Loss of family:
Ishmael Beah, before the age of 12, was a normal African boy. He had normal friends and normal interests such as rap music. But when he was separated from his family, he was forced to seek company with others who were in a similar situation. After wandering around for months, the children he was with came across an army who was fighting the rebels, the group who killed their parents. The boys wanted to be a part of something, they wanted protection, people to look up to, a place where they would be accepted, but most of all, they wanted revenge, revenge on the people who murdered the ones they loved.
"Whenever [Ishmael] looked at rebels during raids, [he] got angrier, because they looked like the rebels who played cards in the ruins of the village where [he] had lost [his] family. So when the lieutenant gave orders, [he] shot as many as [he] could, but [he] didn't feel any better (Beah 122)."

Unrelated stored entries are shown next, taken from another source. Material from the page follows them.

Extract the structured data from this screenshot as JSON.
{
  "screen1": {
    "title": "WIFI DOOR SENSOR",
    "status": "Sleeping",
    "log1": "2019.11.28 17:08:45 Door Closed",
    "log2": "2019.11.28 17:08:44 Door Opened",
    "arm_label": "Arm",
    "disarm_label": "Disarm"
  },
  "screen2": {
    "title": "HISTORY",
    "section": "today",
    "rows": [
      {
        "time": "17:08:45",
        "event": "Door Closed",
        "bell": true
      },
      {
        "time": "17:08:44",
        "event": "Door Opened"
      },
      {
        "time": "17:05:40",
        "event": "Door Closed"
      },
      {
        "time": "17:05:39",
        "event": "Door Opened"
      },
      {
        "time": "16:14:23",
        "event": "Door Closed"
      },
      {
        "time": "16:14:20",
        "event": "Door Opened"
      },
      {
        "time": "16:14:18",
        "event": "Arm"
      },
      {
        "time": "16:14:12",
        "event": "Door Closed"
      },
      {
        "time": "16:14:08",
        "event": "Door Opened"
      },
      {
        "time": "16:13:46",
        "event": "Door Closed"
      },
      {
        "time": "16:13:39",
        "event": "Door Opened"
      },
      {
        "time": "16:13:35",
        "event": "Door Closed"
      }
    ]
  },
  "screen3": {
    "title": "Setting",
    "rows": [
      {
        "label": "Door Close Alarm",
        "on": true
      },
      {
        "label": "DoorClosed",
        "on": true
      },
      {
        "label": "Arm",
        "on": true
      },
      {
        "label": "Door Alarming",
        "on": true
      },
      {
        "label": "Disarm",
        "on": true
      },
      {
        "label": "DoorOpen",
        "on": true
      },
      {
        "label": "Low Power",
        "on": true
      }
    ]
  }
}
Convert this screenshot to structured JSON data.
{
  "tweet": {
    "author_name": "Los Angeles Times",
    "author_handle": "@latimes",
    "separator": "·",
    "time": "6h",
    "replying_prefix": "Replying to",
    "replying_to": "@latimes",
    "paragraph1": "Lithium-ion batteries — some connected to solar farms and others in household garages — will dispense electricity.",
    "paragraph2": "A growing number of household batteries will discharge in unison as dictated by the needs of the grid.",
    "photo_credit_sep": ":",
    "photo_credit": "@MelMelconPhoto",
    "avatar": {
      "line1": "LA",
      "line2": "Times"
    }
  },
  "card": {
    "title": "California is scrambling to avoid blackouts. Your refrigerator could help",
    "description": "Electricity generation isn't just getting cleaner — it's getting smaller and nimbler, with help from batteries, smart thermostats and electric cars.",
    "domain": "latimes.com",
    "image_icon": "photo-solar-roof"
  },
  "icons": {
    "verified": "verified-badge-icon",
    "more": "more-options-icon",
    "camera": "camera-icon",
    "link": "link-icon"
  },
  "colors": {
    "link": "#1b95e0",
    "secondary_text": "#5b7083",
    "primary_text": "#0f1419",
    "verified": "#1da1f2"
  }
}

Later, after rehabilitation, Beah realizes that "[he] joined the army to avenge the deaths of [his] family and to survive, but [he has] come to learn that if [he is] going to take revenge, in that process [he] will kill another person whose family will want revenge; then revenge and revenge and revenge will never come to an end . . . (Beah 194)." Because of the war, Beah's anger towards the rebels increased dramatically. The acts of violence he had to commit intensified his hatred of the rebels and it wasn't until he was rescued by UNICEF that he was saved from his own hateful nature that was forced upon him.